Learning the E Blues Scale, like any other blues scale, can seem a little overwhelming.
When you are used to playing the more simple major scales, a blues scale can be a little more intimidating.
Let’s not let it get the best of us.
I’m going to show you an easy to use method to construct and master the this scale.
What are we waiting for? Let’s jump right in.
Notes in the E Blues Scale
The notes that make up this scale are E, G, A, Bb, B, D, and E.
There are seven notes in the scale, six different notes, and a repeated “E” note know as an octave. This octave completes the scale making an entire Blues Scale.
Take a look at the image below and you will see the notes labeled on the piano keyboard.
Make sure you take a listen to the audio file to hear this scale in action.
If you look carefully at the notes you will notice that they are all white keys except for one. This makes it easy when playing this scale.
Remember that you need to exclude both F and C when playing this scale.
Take a look at the image below to see the notes of this scale on the piano staff.
The only note affected in this scale is the Bb.
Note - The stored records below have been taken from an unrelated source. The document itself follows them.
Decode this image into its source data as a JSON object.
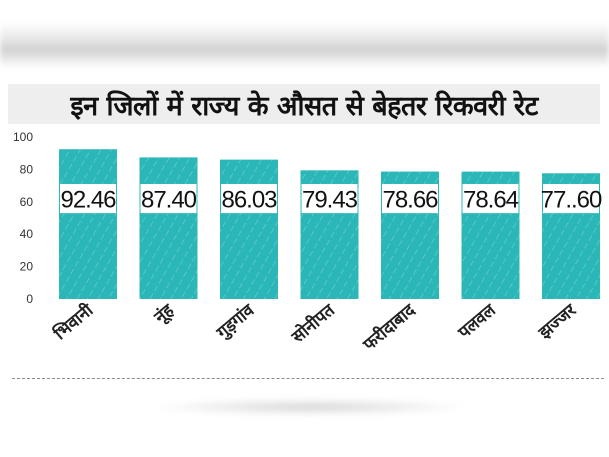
{
  "title": "इन जिलों में राज्य के औसत से बेहतर रिकवरी रेट",
  "colors": {
    "bar": "#2bb7b7",
    "label_box": "#ffffff",
    "title_bg": "#eeeeee"
  },
  "chart_data": {
    "type": "bar",
    "categories": [
      "भिवानी",
      "नूंह",
      "गुड़गांव",
      "सोनीपत",
      "फरीदाबाद",
      "पलवल",
      "झज्जर"
    ],
    "values": [
      92.46,
      87.4,
      86.03,
      79.43,
      78.66,
      78.64,
      77.6
    ],
    "value_labels": [
      "92.46",
      "87.40",
      "86.03",
      "79.43",
      "78.66",
      "78.64",
      "77..60"
    ],
    "ylim": [
      0,
      100
    ],
    "yticks": [
      0,
      20,
      40,
      60,
      80,
      100
    ],
    "grid": false,
    "legend": "none"
  }
}
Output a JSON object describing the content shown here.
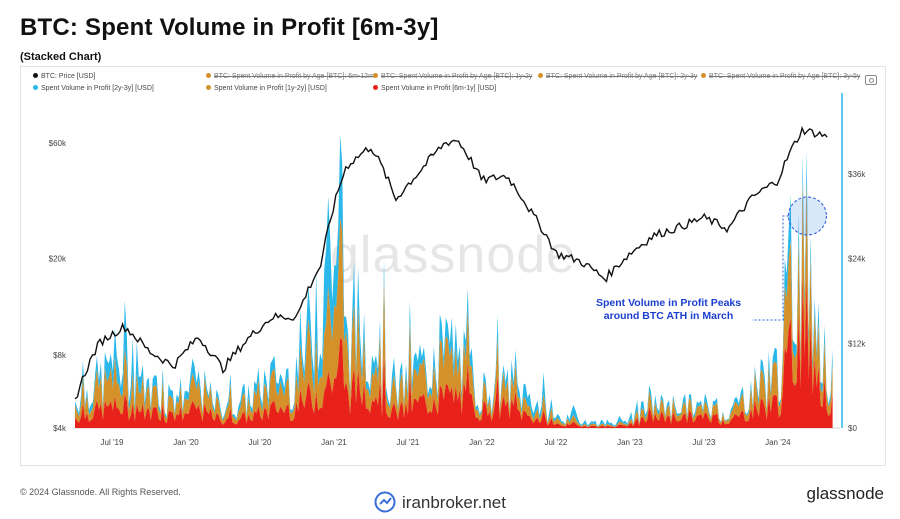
{
  "header": {
    "title": "BTC: Spent Volume in Profit [6m-3y]",
    "subtitle": "(Stacked Chart)"
  },
  "legend": {
    "items": [
      {
        "label": "BTC: Price [USD]",
        "color": "#111111",
        "struck": false
      },
      {
        "label": "BTC: Spent Volume in Profit by Age [BTC]: 6m-12m",
        "color": "#d4912a",
        "struck": true
      },
      {
        "label": "BTC: Spent Volume in Profit by Age [BTC]: 1y-2y",
        "color": "#d4912a",
        "struck": true
      },
      {
        "label": "BTC: Spent Volume in Profit by Age [BTC]: 2y-3y",
        "color": "#d4912a",
        "struck": true
      },
      {
        "label": "BTC: Spent Volume in Profit by Age [BTC]: 3y-5y",
        "color": "#d4912a",
        "struck": true
      },
      {
        "label": "Spent Volume in Profit [2y-3y] [USD]",
        "color": "#2ab7ea",
        "struck": false
      },
      {
        "label": "Spent Volume in Profit [1y-2y] [USD]",
        "color": "#d4912a",
        "struck": false
      },
      {
        "label": "Spent Volume in Profit [6m-1y] [USD]",
        "color": "#e8221b",
        "struck": false
      }
    ],
    "camera_icon": "camera-icon"
  },
  "watermark": "glassnode",
  "annotation": {
    "line1": "Spent Volume in Profit Peaks",
    "line2": "around BTC ATH in March"
  },
  "footer": {
    "copyright": "© 2024 Glassnode. All Rights Reserved.",
    "source": "iranbroker.net",
    "brand": "glassnode"
  },
  "colors": {
    "price": "#111111",
    "usd_2y3y": "#2ab7ea",
    "usd_1y2y": "#d4912a",
    "usd_6m1y": "#e8221b",
    "annotation": "#1a3fd0"
  },
  "chart_data": {
    "type": "area",
    "title": "BTC: Spent Volume in Profit [6m-3y]",
    "subtitle": "(Stacked Chart)",
    "x_ticks": [
      "Jul '19",
      "Jan '20",
      "Jul '20",
      "Jan '21",
      "Jul '21",
      "Jan '22",
      "Jul '22",
      "Jan '23",
      "Jul '23",
      "Jan '24"
    ],
    "y_left": {
      "scale": "log",
      "ticks": [
        "$4k",
        "$8k",
        "$20k",
        "$60k"
      ],
      "label": ""
    },
    "y_right": {
      "scale": "linear",
      "ticks": [
        "$0",
        "$12k",
        "$24k",
        "$36k"
      ],
      "label": ""
    },
    "x": [
      "2019-04",
      "2019-06",
      "2019-08",
      "2019-10",
      "2019-12",
      "2020-02",
      "2020-04",
      "2020-06",
      "2020-08",
      "2020-10",
      "2020-12",
      "2021-01",
      "2021-02",
      "2021-04",
      "2021-06",
      "2021-08",
      "2021-10",
      "2021-11",
      "2022-01",
      "2022-03",
      "2022-05",
      "2022-07",
      "2022-09",
      "2022-11",
      "2023-01",
      "2023-03",
      "2023-05",
      "2023-07",
      "2023-09",
      "2023-11",
      "2024-01",
      "2024-03",
      "2024-05"
    ],
    "series": [
      {
        "name": "BTC: Price [USD]",
        "axis": "left",
        "values": [
          5200,
          9000,
          10500,
          8300,
          7200,
          9500,
          7000,
          9300,
          11500,
          11500,
          19000,
          33000,
          48000,
          58000,
          35000,
          46000,
          60000,
          62000,
          42000,
          44000,
          31000,
          21000,
          19500,
          16500,
          21000,
          25000,
          27000,
          29500,
          26500,
          36000,
          42000,
          68000,
          64000
        ]
      },
      {
        "name": "Spent Volume in Profit [6m-1y] [USD]",
        "axis": "right",
        "values": [
          1500,
          2500,
          3000,
          2000,
          1800,
          2500,
          1000,
          1500,
          2500,
          3000,
          5500,
          7500,
          5000,
          6000,
          2000,
          3500,
          4000,
          4500,
          2500,
          3000,
          1500,
          500,
          300,
          200,
          400,
          1500,
          1500,
          1500,
          1000,
          2500,
          3500,
          16000,
          3000
        ]
      },
      {
        "name": "Spent Volume in Profit [1y-2y] [USD]",
        "axis": "right",
        "values": [
          1800,
          2800,
          4000,
          2200,
          1600,
          2600,
          1200,
          1800,
          3000,
          3200,
          8500,
          11000,
          5500,
          6000,
          2200,
          3500,
          4500,
          4000,
          1800,
          2200,
          1200,
          600,
          300,
          200,
          300,
          1200,
          1200,
          1000,
          800,
          2500,
          3500,
          10000,
          2500
        ]
      },
      {
        "name": "Spent Volume in Profit [2y-3y] [USD]",
        "axis": "right",
        "values": [
          800,
          1500,
          3000,
          1200,
          700,
          1000,
          500,
          900,
          1500,
          1500,
          7000,
          8500,
          2500,
          2500,
          1000,
          1500,
          2000,
          2000,
          800,
          900,
          1200,
          500,
          400,
          300,
          400,
          600,
          500,
          500,
          300,
          800,
          1200,
          4000,
          900
        ]
      }
    ]
  }
}
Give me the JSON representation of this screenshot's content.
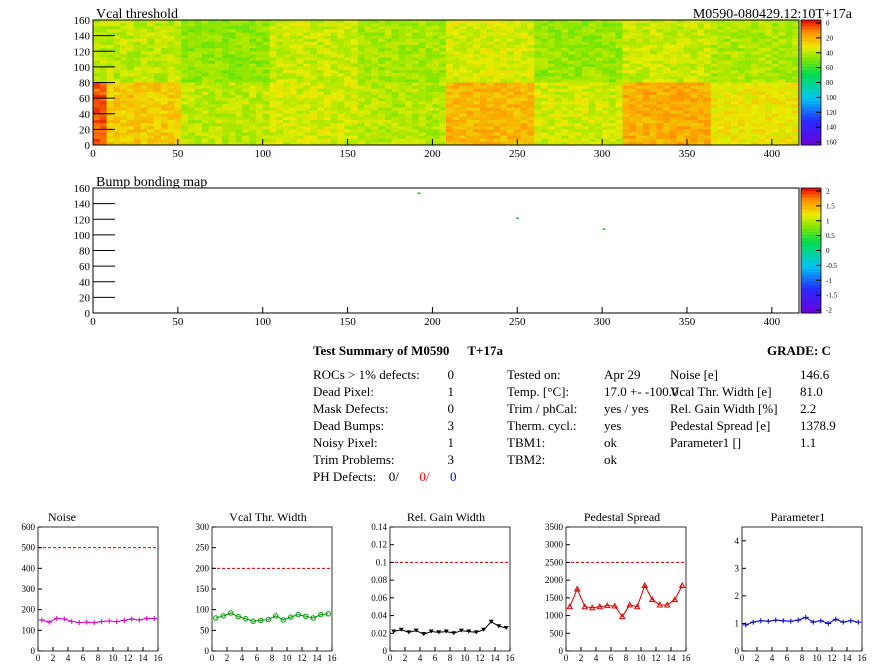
{
  "vcal_map": {
    "title": "Vcal threshold",
    "module_label": "M0590-080429.12:10T+17a",
    "xlim": [
      0,
      416
    ],
    "ylim": [
      0,
      160
    ],
    "xticks": [
      0,
      50,
      100,
      150,
      200,
      250,
      300,
      350,
      400
    ],
    "yticks": [
      0,
      20,
      40,
      60,
      80,
      100,
      120,
      140,
      160
    ],
    "palette_ticks": [
      "0",
      "20",
      "40",
      "60",
      "80",
      "100",
      "120",
      "140",
      "160"
    ],
    "roc_means": {
      "top": [
        118,
        112,
        120,
        115,
        122,
        113,
        120,
        116
      ],
      "bottom": [
        132,
        118,
        121,
        117,
        136,
        121,
        138,
        126
      ]
    },
    "hot_edge": true
  },
  "bump_map": {
    "title": "Bump bonding map",
    "xlim": [
      0,
      416
    ],
    "ylim": [
      0,
      160
    ],
    "xticks": [
      0,
      50,
      100,
      150,
      200,
      250,
      300,
      350,
      400
    ],
    "yticks": [
      0,
      20,
      40,
      60,
      80,
      100,
      120,
      140,
      160
    ],
    "palette_ticks": [
      "2",
      "1.5",
      "1",
      "0.5",
      "0",
      "-0.5",
      "-1",
      "-1.5",
      "-2"
    ],
    "defects": [
      {
        "x": 192,
        "y": 153,
        "color": "#22aa44"
      },
      {
        "x": 250,
        "y": 121,
        "color": "#22aa44"
      },
      {
        "x": 301,
        "y": 107,
        "color": "#22aa44"
      }
    ]
  },
  "summary": {
    "title": "Test Summary of M0590",
    "tag": "T+17a",
    "grade_label": "GRADE:  C",
    "col1": [
      {
        "label": "ROCs > 1% defects:",
        "value": "0"
      },
      {
        "label": "Dead Pixel:",
        "value": "1"
      },
      {
        "label": "Mask Defects:",
        "value": "0"
      },
      {
        "label": "Dead Bumps:",
        "value": "3"
      },
      {
        "label": "Noisy Pixel:",
        "value": "1"
      },
      {
        "label": "Trim Problems:",
        "value": "3"
      }
    ],
    "ph_defects": {
      "label": "PH Defects:",
      "v1": "0/",
      "v2": "0/",
      "v3": "0"
    },
    "col2": [
      {
        "label": "Tested on:",
        "value": "Apr 29"
      },
      {
        "label": "Temp. [°C]:",
        "value": "17.0 +- -100.0"
      },
      {
        "label": "Trim / phCal:",
        "value": "yes / yes"
      },
      {
        "label": "Therm. cycl.:",
        "value": "yes"
      },
      {
        "label": "TBM1:",
        "value": "ok"
      },
      {
        "label": "TBM2:",
        "value": "ok"
      }
    ],
    "col3": [
      {
        "label": "Noise [e]",
        "value": "146.6"
      },
      {
        "label": "Vcal Thr. Width [e]",
        "value": "81.0"
      },
      {
        "label": "Rel. Gain Width [%]",
        "value": "2.2"
      },
      {
        "label": "Pedestal Spread [e]",
        "value": "1378.9"
      },
      {
        "label": "Parameter1 []",
        "value": "1.1"
      }
    ]
  },
  "chart_data": [
    {
      "type": "line",
      "title": "Noise",
      "x": [
        0,
        1,
        2,
        3,
        4,
        5,
        6,
        7,
        8,
        9,
        10,
        11,
        12,
        13,
        14,
        15
      ],
      "values": [
        150,
        140,
        158,
        155,
        143,
        138,
        140,
        137,
        143,
        145,
        142,
        148,
        155,
        150,
        158,
        157
      ],
      "ylim": [
        0,
        600
      ],
      "yticks": [
        "0",
        "100",
        "200",
        "300",
        "400",
        "500",
        "600"
      ],
      "xticks": [
        "0",
        "2",
        "4",
        "6",
        "8",
        "10",
        "12",
        "14",
        "16"
      ],
      "limit": 500,
      "color": "#cc00cc",
      "marker": "cross"
    },
    {
      "type": "line",
      "title": "Vcal Thr. Width",
      "x": [
        0,
        1,
        2,
        3,
        4,
        5,
        6,
        7,
        8,
        9,
        10,
        11,
        12,
        13,
        14,
        15
      ],
      "values": [
        80,
        85,
        92,
        83,
        78,
        72,
        74,
        76,
        85,
        75,
        82,
        88,
        84,
        80,
        88,
        90
      ],
      "ylim": [
        0,
        300
      ],
      "yticks": [
        "0",
        "50",
        "100",
        "150",
        "200",
        "250",
        "300"
      ],
      "xticks": [
        "0",
        "2",
        "4",
        "6",
        "8",
        "10",
        "12",
        "14",
        "16"
      ],
      "limit": 200,
      "color": "#009900",
      "marker": "circle"
    },
    {
      "type": "line",
      "title": "Rel. Gain Width",
      "x": [
        0,
        1,
        2,
        3,
        4,
        5,
        6,
        7,
        8,
        9,
        10,
        11,
        12,
        13,
        14,
        15
      ],
      "values": [
        0.022,
        0.024,
        0.021,
        0.023,
        0.019,
        0.022,
        0.021,
        0.022,
        0.02,
        0.023,
        0.022,
        0.021,
        0.024,
        0.033,
        0.028,
        0.026
      ],
      "ylim": [
        0,
        0.14
      ],
      "yticks": [
        "0",
        "0.02",
        "0.04",
        "0.06",
        "0.08",
        "0.1",
        "0.12",
        "0.14"
      ],
      "xticks": [
        "0",
        "2",
        "4",
        "6",
        "8",
        "10",
        "12",
        "14",
        "16"
      ],
      "limit": 0.1,
      "color": "#000000",
      "marker": "triangle"
    },
    {
      "type": "line",
      "title": "Pedestal Spread",
      "x": [
        0,
        1,
        2,
        3,
        4,
        5,
        6,
        7,
        8,
        9,
        10,
        11,
        12,
        13,
        14,
        15
      ],
      "values": [
        1250,
        1750,
        1250,
        1220,
        1250,
        1280,
        1270,
        970,
        1300,
        1250,
        1850,
        1450,
        1300,
        1300,
        1450,
        1850
      ],
      "ylim": [
        0,
        3500
      ],
      "yticks": [
        "0",
        "500",
        "1000",
        "1500",
        "2000",
        "2500",
        "3000",
        "3500"
      ],
      "xticks": [
        "0",
        "2",
        "4",
        "6",
        "8",
        "10",
        "12",
        "14",
        "16"
      ],
      "limit": 2500,
      "color": "#dd0000",
      "marker": "triangle-open"
    },
    {
      "type": "line",
      "title": "Parameter1",
      "x": [
        0,
        1,
        2,
        3,
        4,
        5,
        6,
        7,
        8,
        9,
        10,
        11,
        12,
        13,
        14,
        15
      ],
      "values": [
        0.95,
        1.05,
        1.1,
        1.08,
        1.12,
        1.1,
        1.08,
        1.12,
        1.22,
        1.05,
        1.1,
        1.0,
        1.15,
        1.05,
        1.1,
        1.05
      ],
      "ylim": [
        0,
        4.5
      ],
      "yticks": [
        "0",
        "1",
        "2",
        "3",
        "4"
      ],
      "xticks": [
        "0",
        "2",
        "4",
        "6",
        "8",
        "10",
        "12",
        "14",
        "16"
      ],
      "limit": null,
      "color": "#0000cc",
      "marker": "cross"
    }
  ]
}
There is one B Natural and one Bb. The first B is Flat and the second B is a Natural.
In other words: Play a B note, and the black note directly to the left of B in this scale.
How to Build The E Blues Scale
Once you learn the basics of constructing a blues scale there’s nothing to building the E scale.
There are two ways that you can successfully build this scale:
Let’s start by looking at the easiest of the two methods
Comparing to the E Major Scale
If you are able to build an E Major Scale, then you can easily build the E Blues.
There is a simple formula that you can apply to E Major Scale which gives you the E Blues.
First…… Let’s start by looking at the E Major Scale.
The notes in the E Major Scale are E, F#, G#, A, B, C#, D#, and E.
Take a look at the image and see the notes in the E Major Scale.
Second…… You need to adjust a few notes in the E Major Scale. To do this you need to flat the third note, fifth note, and seventh note in the E Major Scale.
Take a look at the image to see how these notes are changed to create the E Blues Scale.
Whole Steps and Half Steps
This method starts by finding the tonic note of the scale. Tonic is a fancy word to describe the note in which the scale is built around or the starting note, in this case E.
Starting on E you need to follow this formula of Whole Steps and Half Steps.
Whole Step + Half Step, Whole Step, Half Step, Half Step, Whole Step + Half Step, Whole Step
See the image for clarification on how this formula woks.
Fingering for the E Blues Scale is a little different from any other scale you may have played. But because of the large jump from E to G you need to play this scale using a special fingering.
Right Hand Fingering
To play this scale in the right hand yo need to start with the thumb on E. Play up the scale until you reach the Bb with your ring finger.
Once there, tuck your thumb under your ring finger to play the B. Then continue up the scale ending on the E with your middle finger.
Coming back down the scale you start with the third finger on E. Play down the scale using the index finger until you reach B with your thumb.
Cross over your thumb with the ring finger to play the Bb. Then continue down the scale playing each note in the scale with the remaining fingers ending on E.
Left Hand Fingering
To play the E blues scale with the left hand you need to start on the E with your small finger. Play up the scale with the rest of the remaining fingers until you reach B with your thumb.
You then cross over your thumb with your middle finger to play D, and end the scale playing E with the index finger.
The descending scale starts with the index finger on E. Next play D with the middle finger.
You then cross under the middle finger with thumb and play B. You then finish off the scale with the remaining four fingers ending on E.
Use the E blues Scale to get rich soulful sound. This scale is great to use when improvising on blues song in E. Make sure to memorize each note in the scale and each method used above to construct the scale.
Once you learn the method for this scale you can then apply it to other blues scales to easily build them as well.